É um festival em que a grande maioria das participantes são egípcias, havendo apenas, a par de uma cantora palestiniana, três representantes de países europeus: França, Suíça e Portugal. O seu nome é She Arts, decorre de 9 a 11 de Setembro no Centro Cultural Tahrir, na Universidade Americana do Cairo, e entre as várias siglas oficiais dos seus apoiantes, lá estão a esfera armilar portuguesa e o logotipo do Instituto Camões. A representar Portugal está a cantora e compositora algarvia Susana Travassos, que ao longo da sua carreira tem vindo, com êxito, a fazer pontes com as culturas sul-americanas, do Brasil à Argentina. Fruto desse seu trabalho, já gravou três álbuns Oi Elis (2008), Tejo Tietê, parceria com o violonista Chico Saraiva e produzido por Paulo Bellinati (disco que, gravado em 2013, permanece inédito em Portugal) e Pássaro Palavra (2019), gravado na Argentina e preenchido com canções sobretudo escritas por mulheres: ela própria, Ana Terra, Déa Trancoso, Luísa Sobral, Melody Gardot ou Mili Vizcaíno. Além disso, participou no Festival RTP da Canção de 2018, a defender, como cantora, a canção Mensageira, de Aline Frazão.

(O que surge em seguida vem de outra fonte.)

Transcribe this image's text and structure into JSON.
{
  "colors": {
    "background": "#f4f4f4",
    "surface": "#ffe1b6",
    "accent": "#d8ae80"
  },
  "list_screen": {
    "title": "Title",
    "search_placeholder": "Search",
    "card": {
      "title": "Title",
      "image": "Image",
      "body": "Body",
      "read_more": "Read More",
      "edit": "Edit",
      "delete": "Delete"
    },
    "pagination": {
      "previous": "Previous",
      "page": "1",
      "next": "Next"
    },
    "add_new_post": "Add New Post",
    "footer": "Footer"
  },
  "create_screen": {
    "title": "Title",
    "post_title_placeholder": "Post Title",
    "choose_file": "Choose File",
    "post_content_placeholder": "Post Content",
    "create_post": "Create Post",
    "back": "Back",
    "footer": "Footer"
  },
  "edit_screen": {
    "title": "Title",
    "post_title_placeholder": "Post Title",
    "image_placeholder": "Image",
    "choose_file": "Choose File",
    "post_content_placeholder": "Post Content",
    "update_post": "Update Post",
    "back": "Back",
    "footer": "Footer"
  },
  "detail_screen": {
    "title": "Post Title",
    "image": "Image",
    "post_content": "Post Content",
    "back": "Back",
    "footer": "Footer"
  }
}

“Quando aceitei ir ao Egipto”, diz Susana ao PÚBLICO, “pensei em fazer uma viagem musical por quase todos os meus projectos, exceptuando o primeiro. A partir do Tejo Tietê, fazemos uma viagem musical onde entra um espectáculo que eu nunca lancei em disco, mas que apresentei bastante na América Latina, com violão de sete cordas e guitarra portuguesa, onde levávamos o fado para a música brasileira e vice-versa, com os ritmos latino-americanos misturados no fado. Achei que era hora de retomar um bocadinho esse repertório, onde está bem presente a raiz portuguesa, juntando-lhe, nessa mistura, canções do Tejo Tietê e do Pássaro Palavra”.

Com Susana (voz), que actua esta sexta-feira ao início da noite, estarão no Cairo a guitarrista francesa Elodie Bouny e o bandoneonista argentino Martín Sued, ambos radicados em Portugal. “O Martín chegou a fazer o concerto dos fados comigo na Argentina. E a Elodie, começámos a trabalhar juntas desde que ela está em Lisboa, e estamos num processo de fazer um duo.” Aliás, ainda no Egipto, vão actuar juntas no dia 12 de Setembro, numa sessão no Cairo Jazz Club.

Em cima da data do 11 de Setembro, nos 20 anos do ataque às Torres Gémeas, e num momento em que o Afeganistão volta a estar sob domínio dos taliban, pairando ali uma séria ameaça sobre os direitos das mulheres, Susana dá ainda mais valor a um festival como este, centrado na arte e no poder das mulheres. “Quando começou toda esta história no Afeganistão, senti que fazer este festival podia ser um momento simbólico, dedicado à mulher num país árabe. E ainda fiquei com mais vontade de ir, de participar. Há o receio inerente a estes tempos [com a covid-19, a pandemia], mas estou muito contente por fazer parte disto agora, neste momento”.